Договорить не удается. Ваня одним ему ведомым образом моментально отцепляет ремень и притягивает Джонса к себе за грудки. Альфред ожидает удара, но вместо этого на губах тлеет нежный и трепетный поцелуй. Слишком мягкий и напористый.

– Просто заткнись и не неси чепухи, – Ваня просит это прямо в губы, перед тем как отпустить ошалевшего Альфреда и откинуться обратно на свое место. Он зарывается пальцами в свои светлые волосы и растрепывает их, а сам смотрит на пушистые хлопья снега. – Я никогда не буду стесняться тебя, что бы ты ни творил, – голос его звучит несколько отрешенно и потеряно.

Это правда, Брагинский благодарен Альфреду за то счастье, которое обретает рядом с ним, за то тепло, которое загорается всякий раз в глазах Джонса, едва он бросает взгляд на Ивана и все трепетные мягкие объятия. Брагинский не может вспомнить, когда еще он был настолько счастлив и был ли вообще, и именно это пугает.
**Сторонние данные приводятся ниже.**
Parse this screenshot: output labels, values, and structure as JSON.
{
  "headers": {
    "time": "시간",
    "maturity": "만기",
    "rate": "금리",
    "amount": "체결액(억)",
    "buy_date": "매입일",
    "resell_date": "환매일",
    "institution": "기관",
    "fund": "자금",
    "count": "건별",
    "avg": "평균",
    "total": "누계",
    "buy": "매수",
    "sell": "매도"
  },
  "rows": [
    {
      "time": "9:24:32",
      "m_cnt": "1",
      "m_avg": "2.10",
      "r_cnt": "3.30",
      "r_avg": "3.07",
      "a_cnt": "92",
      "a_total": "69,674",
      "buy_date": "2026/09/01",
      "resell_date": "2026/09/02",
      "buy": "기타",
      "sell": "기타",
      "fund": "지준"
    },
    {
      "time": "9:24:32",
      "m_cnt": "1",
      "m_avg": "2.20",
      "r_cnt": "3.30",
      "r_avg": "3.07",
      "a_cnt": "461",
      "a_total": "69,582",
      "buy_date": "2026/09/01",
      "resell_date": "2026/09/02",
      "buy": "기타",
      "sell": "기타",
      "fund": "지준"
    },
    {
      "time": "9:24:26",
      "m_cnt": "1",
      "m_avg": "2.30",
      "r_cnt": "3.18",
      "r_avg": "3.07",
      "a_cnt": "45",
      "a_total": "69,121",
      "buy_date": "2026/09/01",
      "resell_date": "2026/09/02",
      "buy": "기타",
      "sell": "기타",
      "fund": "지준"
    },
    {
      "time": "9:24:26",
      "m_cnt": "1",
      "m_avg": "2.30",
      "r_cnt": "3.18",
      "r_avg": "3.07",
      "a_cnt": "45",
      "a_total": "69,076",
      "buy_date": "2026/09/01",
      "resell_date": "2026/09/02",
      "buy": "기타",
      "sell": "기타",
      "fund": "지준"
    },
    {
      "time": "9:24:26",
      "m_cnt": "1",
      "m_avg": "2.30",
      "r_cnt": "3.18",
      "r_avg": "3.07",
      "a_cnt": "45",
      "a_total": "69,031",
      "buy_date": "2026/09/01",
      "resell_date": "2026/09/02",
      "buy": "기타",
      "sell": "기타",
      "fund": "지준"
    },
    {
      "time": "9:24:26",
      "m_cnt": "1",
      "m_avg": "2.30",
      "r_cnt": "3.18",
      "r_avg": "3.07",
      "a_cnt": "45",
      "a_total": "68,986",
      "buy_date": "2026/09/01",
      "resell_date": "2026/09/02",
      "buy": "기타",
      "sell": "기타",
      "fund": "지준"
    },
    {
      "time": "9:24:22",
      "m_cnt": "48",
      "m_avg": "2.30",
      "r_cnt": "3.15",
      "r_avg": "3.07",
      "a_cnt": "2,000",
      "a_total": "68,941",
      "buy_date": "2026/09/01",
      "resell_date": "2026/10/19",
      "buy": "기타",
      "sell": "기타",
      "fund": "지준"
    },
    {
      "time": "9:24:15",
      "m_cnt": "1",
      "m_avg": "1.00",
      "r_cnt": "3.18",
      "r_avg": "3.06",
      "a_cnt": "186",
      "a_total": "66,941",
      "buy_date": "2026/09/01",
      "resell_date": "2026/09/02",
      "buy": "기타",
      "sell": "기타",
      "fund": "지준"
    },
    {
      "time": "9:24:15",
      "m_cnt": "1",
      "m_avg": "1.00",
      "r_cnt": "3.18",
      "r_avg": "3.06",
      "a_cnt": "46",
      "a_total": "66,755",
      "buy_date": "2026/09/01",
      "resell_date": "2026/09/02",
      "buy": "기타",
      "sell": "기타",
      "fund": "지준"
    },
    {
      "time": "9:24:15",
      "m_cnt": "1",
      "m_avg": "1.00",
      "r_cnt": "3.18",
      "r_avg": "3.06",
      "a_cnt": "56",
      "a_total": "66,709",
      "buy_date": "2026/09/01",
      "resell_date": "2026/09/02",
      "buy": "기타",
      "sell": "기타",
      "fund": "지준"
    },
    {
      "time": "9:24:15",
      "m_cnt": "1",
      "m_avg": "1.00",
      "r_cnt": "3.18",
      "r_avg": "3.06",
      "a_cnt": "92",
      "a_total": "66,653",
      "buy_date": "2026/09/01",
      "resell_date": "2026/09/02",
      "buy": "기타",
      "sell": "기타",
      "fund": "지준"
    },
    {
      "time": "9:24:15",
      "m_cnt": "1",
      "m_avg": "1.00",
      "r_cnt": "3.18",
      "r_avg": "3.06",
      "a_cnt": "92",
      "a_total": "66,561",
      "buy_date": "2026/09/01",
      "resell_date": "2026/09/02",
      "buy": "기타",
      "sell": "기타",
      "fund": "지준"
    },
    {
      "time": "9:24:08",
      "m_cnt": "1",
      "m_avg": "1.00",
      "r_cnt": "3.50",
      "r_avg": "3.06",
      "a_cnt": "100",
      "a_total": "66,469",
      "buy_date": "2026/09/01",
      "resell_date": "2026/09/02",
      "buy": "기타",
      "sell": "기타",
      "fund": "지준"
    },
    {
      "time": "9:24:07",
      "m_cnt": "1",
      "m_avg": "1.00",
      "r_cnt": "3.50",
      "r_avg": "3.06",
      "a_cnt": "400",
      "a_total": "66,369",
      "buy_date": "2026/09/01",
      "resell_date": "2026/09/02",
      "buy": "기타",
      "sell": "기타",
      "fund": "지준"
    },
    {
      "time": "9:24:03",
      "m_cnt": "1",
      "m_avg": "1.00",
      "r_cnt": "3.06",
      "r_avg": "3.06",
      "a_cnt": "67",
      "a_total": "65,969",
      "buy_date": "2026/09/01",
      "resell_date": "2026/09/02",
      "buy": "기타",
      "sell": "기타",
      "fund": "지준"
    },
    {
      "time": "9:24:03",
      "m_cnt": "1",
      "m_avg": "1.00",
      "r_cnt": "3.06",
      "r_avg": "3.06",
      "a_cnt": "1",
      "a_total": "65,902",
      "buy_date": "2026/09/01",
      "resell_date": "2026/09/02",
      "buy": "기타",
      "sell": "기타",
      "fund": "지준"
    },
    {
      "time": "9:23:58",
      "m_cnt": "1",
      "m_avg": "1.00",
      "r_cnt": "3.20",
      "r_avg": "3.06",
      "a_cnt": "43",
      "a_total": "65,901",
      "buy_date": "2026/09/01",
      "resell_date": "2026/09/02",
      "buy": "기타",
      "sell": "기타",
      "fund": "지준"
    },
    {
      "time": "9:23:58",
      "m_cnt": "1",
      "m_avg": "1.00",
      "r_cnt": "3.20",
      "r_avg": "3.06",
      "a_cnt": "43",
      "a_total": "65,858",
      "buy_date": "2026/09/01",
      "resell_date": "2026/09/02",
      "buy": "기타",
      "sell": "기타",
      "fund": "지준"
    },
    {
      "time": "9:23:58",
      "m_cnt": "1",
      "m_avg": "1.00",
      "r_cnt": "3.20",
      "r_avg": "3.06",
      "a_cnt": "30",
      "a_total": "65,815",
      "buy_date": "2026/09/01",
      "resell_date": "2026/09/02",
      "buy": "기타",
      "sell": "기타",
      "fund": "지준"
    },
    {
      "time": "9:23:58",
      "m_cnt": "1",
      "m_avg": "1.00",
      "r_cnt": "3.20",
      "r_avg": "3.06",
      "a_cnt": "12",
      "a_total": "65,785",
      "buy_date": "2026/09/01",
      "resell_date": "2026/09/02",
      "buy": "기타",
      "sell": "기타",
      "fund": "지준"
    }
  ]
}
– Тогда в чем дело? – Альфред сбавляет обороты и внимательно смотрит. Голубые глаза при дневном свете ясные, похожие на ледяное безоблачное небо. Только они в разы теплее, словно цвет вырван из яркого летнего денька.

– Я стесняюсь себя, – Ваня вздыхает и вырывает по кусочкам из сознания все те воспоминания, которые предпочел бы забыть.

Все те разы, когда его альфа называл Брагинского никчемным и неказистым, заставлял ходить в безразмерных вещах, лишь бы хоть немного скрыть изъяны крупной фигуры, совсем не омежьей. Ваня до сих пор помнит все унижения, и сколько бы ни прошло лет, сколько бы сеансов у психолога не проходило, эти комплексы, вбитые в голову, лишь притупляются, но не исчезают полностью.